L’auteur trace de très beaux portraits de femmes qui à la fin du 20ème siècle ont accès à la télévision, aux journaux, au cinéma qui leur racontent que la vie peut être différente pour les femmes, arrivent à s’affranchir des rets des conventions, de la famille, de la tradition .Elles racontent le quotidien de femmes indiennes qui, pour certaines, vivent une vie complètement schizophrène entre tradition et modernité. C’est en particulier le cas d’Akhila qui est l’aînée, gagne correctement sa vie, a élevé sa sœur et ses frères, est toujours le soutien de sa famille, mais qui du fait qu’elle est restée célibataire pour assumer ces taches, ne peut habiter seule et devrait demander l’autorisation de ses frères pour partir en voyage.
Un grand coup de cœur !.

Comme les amours (Javier Marías)

note: 5Comme les amours Evelyne - 5 février 2014

Ce livre est un long monologue introspectif. Le lecteur entend la voix de Maria, ses interrogations, ses doutes, ses hypothèses, ses terreurs.
Si on accepte de se laisser emporter par cette écriture qui enivre, envoûter par les méandres de la pensée de Maria, d’être étourdi par ses bouleversements, cette lecture est une révélation. J’ai aimé retrouver les références aux œuvres de Shakespeare, Balzac et Dumas qui s’imbriquent dans le roman de Javier Marias et contribuent au charme de ce livre bavard et ébouriffant qui mêle astucieusement le thriller et l’introspection. Le roman policier cède la place à une interrogation sur l’amour, la mort, la perte d’un être aimé, le deuil.
Cette œuvre ne se laisse pas facilement quitter

L'étrangère (Arthur Schnitzler)

note: 5L'étrangère d'Eunn-Ja KANG Evelyne - 9 janvier 2014

’ai lu ce livre avec plaisir et un grand intérêt. L’écriture est limpide et classique ; son style suit l’évolution de son auteur dans ses actes, depuis son enfance jusqu’à la remise du prix Cino del Duca.
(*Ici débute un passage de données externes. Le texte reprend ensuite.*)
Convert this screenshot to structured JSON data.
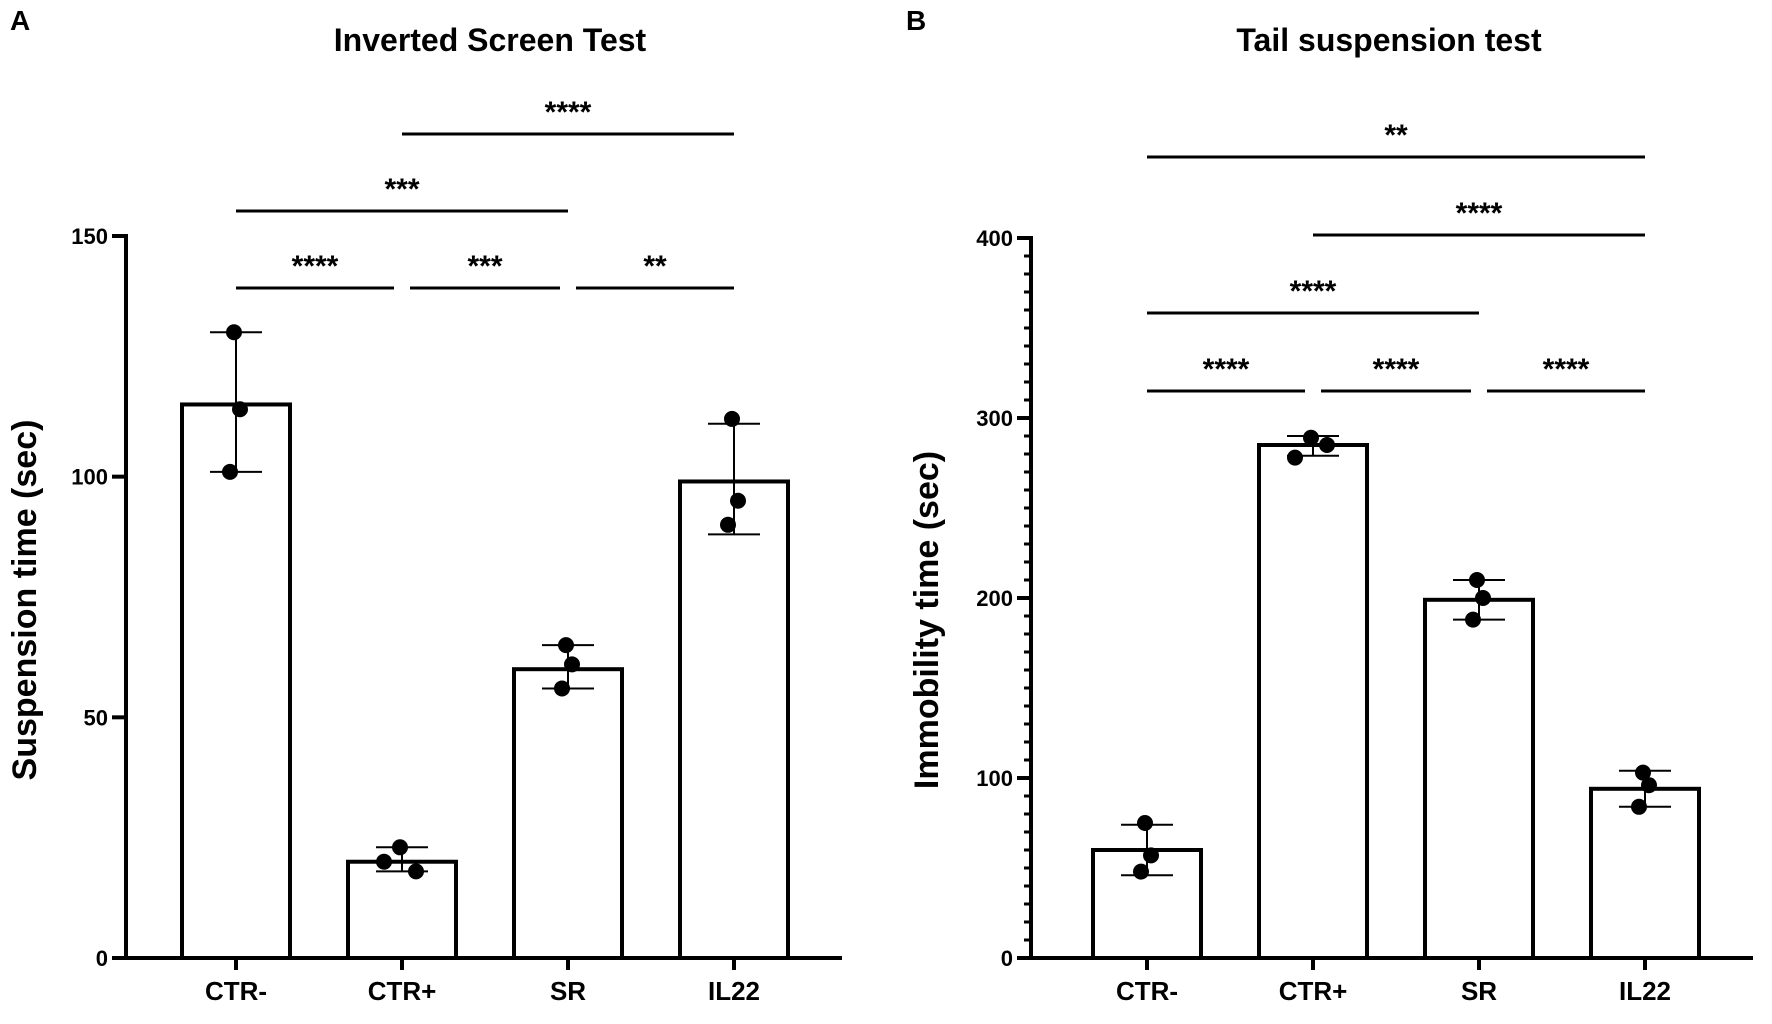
{
  "chart_data": [
    {
      "panel": "A",
      "type": "bar",
      "title": "Inverted Screen Test",
      "xlabel": "",
      "ylabel": "Suspension time (sec)",
      "ylim": [
        0,
        150
      ],
      "yticks": [
        0,
        50,
        100,
        150
      ],
      "minor_ticks": false,
      "categories": [
        "CTR-",
        "CTR+",
        "SR",
        "IL22"
      ],
      "values": [
        115,
        20,
        60,
        99
      ],
      "errors": [
        [
          101,
          130
        ],
        [
          18,
          23
        ],
        [
          56,
          65
        ],
        [
          88,
          111
        ]
      ],
      "points": [
        [
          130,
          114,
          101
        ],
        [
          23,
          18,
          20
        ],
        [
          65,
          61,
          56
        ],
        [
          112,
          95,
          90
        ]
      ],
      "significance": [
        {
          "from": 0,
          "to": 1,
          "label": "****",
          "level": 0
        },
        {
          "from": 1,
          "to": 2,
          "label": "***",
          "level": 0
        },
        {
          "from": 2,
          "to": 3,
          "label": "**",
          "level": 0
        },
        {
          "from": 0,
          "to": 2,
          "label": "***",
          "level": 1
        },
        {
          "from": 1,
          "to": 3,
          "label": "****",
          "level": 2
        }
      ]
    },
    {
      "panel": "B",
      "type": "bar",
      "title": "Tail suspension test",
      "xlabel": "",
      "ylabel": "Immobility time (sec)",
      "ylim": [
        0,
        400
      ],
      "yticks": [
        0,
        100,
        200,
        300,
        400
      ],
      "minor_ticks": true,
      "categories": [
        "CTR-",
        "CTR+",
        "SR",
        "IL22"
      ],
      "values": [
        60,
        285,
        199,
        94
      ],
      "errors": [
        [
          46,
          74
        ],
        [
          279,
          290
        ],
        [
          188,
          210
        ],
        [
          84,
          104
        ]
      ],
      "points": [
        [
          75,
          57,
          48
        ],
        [
          289,
          285,
          278
        ],
        [
          210,
          200,
          188
        ],
        [
          103,
          96,
          84
        ]
      ],
      "significance": [
        {
          "from": 0,
          "to": 1,
          "label": "****",
          "level": 0
        },
        {
          "from": 1,
          "to": 2,
          "label": "****",
          "level": 0
        },
        {
          "from": 2,
          "to": 3,
          "label": "****",
          "level": 0
        },
        {
          "from": 0,
          "to": 2,
          "label": "****",
          "level": 1
        },
        {
          "from": 1,
          "to": 3,
          "label": "****",
          "level": 2
        },
        {
          "from": 0,
          "to": 3,
          "label": "**",
          "level": 3
        }
      ]
    }
  ]
}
Les descriptions de son rapport au français, sensuelles et poétiques, sont extrêmement émouvantes pour un lecteur français.
En même temps on découvre la vie des familles pauvres dans les campagnes après la guerre entre la Corée du Nord et la Corée du Sud. Eun-Ja décrit les contraintes imposées par la société et les habitudes culturelles ; les rapports hommes-femmes, les hiérarchies au sein de la famille L’entraide, la solidarité et les obligations au sein de la fratrie. Elle nous dit aussi ce qu’on savait déjà, mais qu’elle a éprouvé, le rôle primordial des enseignants dans la vie des élèves, combien la bienveillance et l’attention positive qui entourent ceux-ci peuvent changer le cours de leur vie. C’est le regard d un instituteur en premier, puis le geste d’une institutrice, affectueusement appelée « La citrouille »,qui lui offre une version bilingue du Petit Prince de Saint-Exupéry, qui lui permettent de s’épanouir et d’oser affronter la vie en devenant une jeune-fille extravertie, brillante, confiante en elle et qui n’hésite pas à assumer sa liberté en tant que femme.